| Reino: | Animalia |
| Filo: | Chordata |
| Classe: | Aves |
| Ordem: | Passeriformes |
| Subordem: | Passeri |
| Parvordem: | Passerida |
| Família: | Thraupidae |
| Cabanis, 1847 | |
| Subfamília: | Sporophilinae |
| Ridgway, 1901 | |
| Espécie: | S. angolensis |
O curió é uma ave passeriforme da família Thraupidae.
Conhecido também como avinhado, bicudo, papa-arroz e peito-roxo (Pará). Existem parentes próximos do nosso curió na Nigéria e na Califórnia, porém diferem do nosso na plumagem e canto.
O curió é muito estimado por seu canto, por isso é um dos pássaros canoros mais caçados e engaiolados por criadores, chegando ao nível de redução significativa de sua população em seu ambiente natural.

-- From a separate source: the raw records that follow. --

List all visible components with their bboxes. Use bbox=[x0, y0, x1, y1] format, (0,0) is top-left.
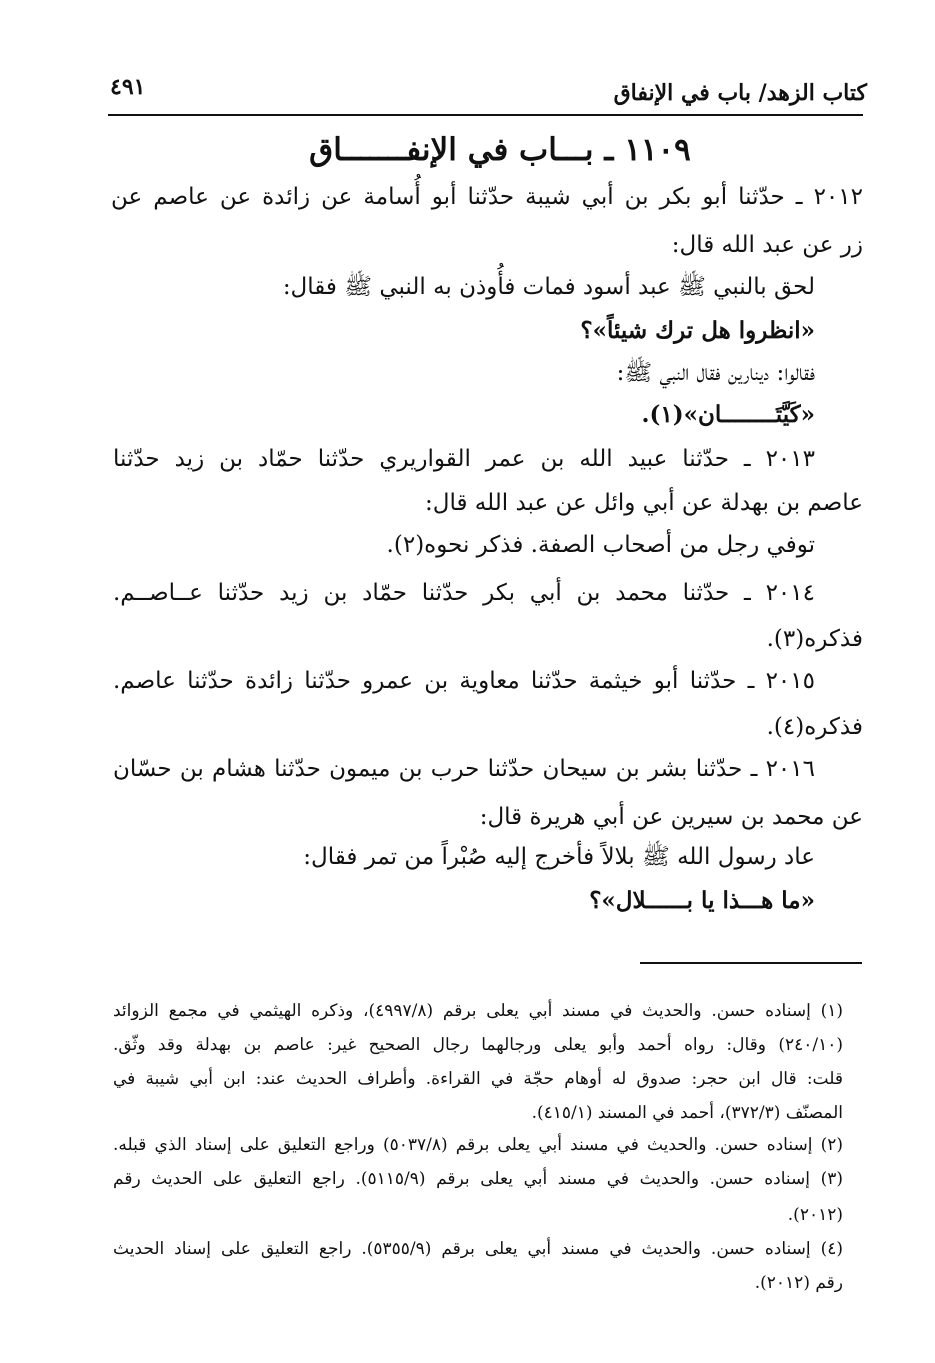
footnote-line: (٣) إسناده حسن. والحديث في مسند أبي يعلى برقم (٥١١٥/٩). راجع التعليق على الحديث رقم bbox=[113, 1169, 843, 1189]
footnote-line: (٤) إسناده حسن. والحديث في مسند أبي يعلى برقم (٥٣٥٥/٩). راجع التعليق على إسناد الحديث bbox=[113, 1239, 843, 1259]
body-line: «ما هـــذا يا بــــــلال»؟ bbox=[589, 887, 815, 914]
body-line: «كَيَّتَــــــــان»(١). bbox=[641, 401, 815, 428]
body-line: عاد رسول الله ﷺ بلالاً فأخرج إليه صُبْراً من تمر فقال: bbox=[303, 844, 815, 870]
body-line: ٢٠١٥ ـ حدّثنا أبو خيثمة حدّثنا معاوية بن عمرو حدّثنا زائدة حدّثنا عاصم. bbox=[113, 668, 815, 694]
body-line: «انظروا هل ترك شيئاً»؟ bbox=[580, 317, 815, 344]
body-line: لحق بالنبي ﷺ عبد أسود فمات فأُوذن به النبي ﷺ فقال: bbox=[282, 274, 815, 300]
footnote-line: المصنّف (٣٧٢/٣)، أحمد في المسند (٤١٥/١). bbox=[531, 1103, 843, 1123]
body-line: فذكره(٤). bbox=[766, 714, 863, 740]
body-line: ٢٠١٢ ـ حدّثنا أبو بكر بن أبي شيبة حدّثنا أبو أُسامة عن زائدة عن عاصم عن bbox=[111, 184, 863, 210]
body-line: توفي رجل من أصحاب الصفة. فذكر نحوه(٢). bbox=[386, 532, 815, 558]
body-line: ٢٠١٣ ـ حدّثنا عبيد الله بن عمر القواريري حدّثنا حمّاد بن زيد حدّثنا bbox=[113, 446, 815, 472]
body-line: عن محمد بن سيرين عن أبي هريرة قال: bbox=[479, 804, 863, 830]
footnote-line: قلت: قال ابن حجر: صدوق له أوهام حجّة في القراءة. وأطراف الحديث عند: ابن أبي شيبة في bbox=[113, 1069, 843, 1089]
page-number: ٤٩١ bbox=[110, 74, 146, 100]
header-divider bbox=[108, 114, 863, 116]
footnote-line: (٢٠١٢). bbox=[787, 1205, 843, 1225]
footnote-line: (٢٤٠/١٠) وقال: رواه أحمد وأبو يعلى ورجالهما رجال الصحيح غير: عاصم بن بهدلة وقد وثّق. bbox=[113, 1035, 843, 1055]
body-line: ٢٠١٦ ـ حدّثنا بشر بن سيحان حدّثنا حرب بن ميمون حدّثنا هشام بن حسّان bbox=[113, 756, 815, 782]
running-header-title: كتاب الزهد/ باب في الإنفاق bbox=[613, 80, 867, 106]
body-line: ٢٠١٤ ـ حدّثنا محمد بن أبي بكر حدّثنا حمّاد بن زيد حدّثنا عــاصــم. bbox=[113, 580, 815, 606]
footnote-line: (١) إسناده حسن. والحديث في مسند أبي يعلى برقم (٤٩٩٧/٨)، وذكره الهيثمي في مجمع الزوائد bbox=[113, 1001, 843, 1021]
footnote-line: (٢) إسناده حسن. والحديث في مسند أبي يعلى برقم (٥٠٣٧/٨) وراجع التعليق على إسناد الذي قبله. bbox=[113, 1135, 843, 1155]
body-line: فقالوا: دينارين فقال النبي ﷺ: bbox=[616, 360, 815, 386]
body-line: زر عن عبد الله قال: bbox=[671, 232, 863, 258]
chapter-heading: ١١٠٩ ـ بـــاب في الإنفـــــــاق bbox=[309, 132, 691, 168]
footnote-divider bbox=[640, 962, 862, 964]
body-line: فذكره(٣). bbox=[766, 626, 863, 652]
body-line: عاصم بن بهدلة عن أبي وائل عن عبد الله قال: bbox=[425, 490, 863, 516]
footnote-line: رقم (٢٠١٢). bbox=[754, 1273, 843, 1293]
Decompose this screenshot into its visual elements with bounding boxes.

Seu nome, na linguagem indígena, significa “amigo do homem”. Por extensão, não podemos afirmar que o homem seja propriamente um amigo do curió, reduzindo seu habitat natural, caçando-o impiedosamente e fazendo desse pássaro um verdadeiro ícone de disputas de canto e de comércio desenfreado, que funciona nos meandros e muitas vezes na marginalidade das leis de proteção ambiental, beirando a imoralidade gananciosa e permissiva.
Atualmente o curió, assim como muitos outros pássaros brasileiros, encontra-se ameaçado de extinção, em decorrência da caça e comercialização que visam o mercado dos criadores ilegais e da destruição de seus ambientes naturais.
Seu nome científico significa: do (grego) sporos = semente; e philos = que gosta, amigo; e do (latim) angolensis = referente ao país da Angola na África, angolana, angolano. ⇒ Ave angolana que gosta de sementes. Este nome é resultado de um erro, visto que esta ave é exclusiva da América.
Tem como sinonímia Oryzoborus angolensis.
Muito procurado como pássaro de gaiola (Sick 1997). Esta é considerada a principal ameaça e causa de seu desaparecimento das regiões mais habitadas do país (Machado 1998). A grande pressão de caça a essa espécie pode ser constatada nesse trecho em que Willis & Oniki (1993) dizem que essa atividade “é incrivelmente eficiente para eliminar uma espécie anteriormente comum, exceto em lugares onde nós não dizemos para ninguém que ela existe”. CEO
É considerado Criticamente em Perigo no Estado de Minas Gerais, conforme a Lista Vermelha estadual.
Mede entre 10,6 e 12,4 centímetros de comprimento e pesa entre 11,4 e 14,5 gramas.
O Macho possui cabeça, peito, dorso, asas e cauda negras e região inferior do peito, ventre, crisso e infra-caudais de coloração castanha. As asas apresentam um pequeno e característico espéculo branco.
O bico é bastante robusto é utilizado para abrir sementes e apresenta uma mancha acinzentada na base da mandíbula. Tarsos e pés enegrecidos.
A fêmea e os imaturos possuem plumagem toda parda.
O bicudo (Sporophila maximiliani) é um parente muito próximo do curió e também excelente cantor, só que um pouco maior e é todo preto e com a mesma mancha branca na asa.
Atualmente somente duas subespécies reconhecidas:
(Clements checklist, 2014).
Interessante observar que, anteriormente, o denominado curió-do-México (Sporophila (= Oryzoborus) funereus, cujo macho é todo negro, sem a barriga castanha) também era considerado subespécie do angolensis, e agora, é considerada uma espécie plena.
Oryzoborus funereus : http://ibc.lynxeds.com/photo/thick-billed-seed-finch-oryzoborus-funereus/adult-male-feeding-fledgling
Alimenta-se basicamente de alguns insetos, várias sementes em especial a semente do capim navalha, subindo nos pendões de capim ou catando-as no chão.
Faz um ninho de paredes finas, em formato de xícara. Põe 2 ovos branco-esverdeados com muitas manchas marrons e a eclosão ocorre cerca de 13 dias após a postura. Passados 30 dias do nascimento, os filhotes já estão prontos para sair do ninho. Atingem a maturidade após um ano de idade. O período de acasalamento inicia-se no final do inverno e dura até o término do verão.
Vive solitário ou aos pares, normalmente separado de outras espécies de pássaros, embora às vezes possa misturar-se a bandos de Sporophila e tizius.
É comum em capoeiras arbustivas, clareiras com gramíneas, arbustos nas bordas de florestas altas e pântanos, penetrando também nas florestas.
Encontra-se distribuído em quase todo território nacional, da Região Amazônica ao Rio Grande do Sul, passando por estados da região Centro-Oeste. Encontrado também em quase todos os países da América do Sul, com exceção do Chile. Habita as regiões litorâneas brasileiras e principalmente o litoral paulista.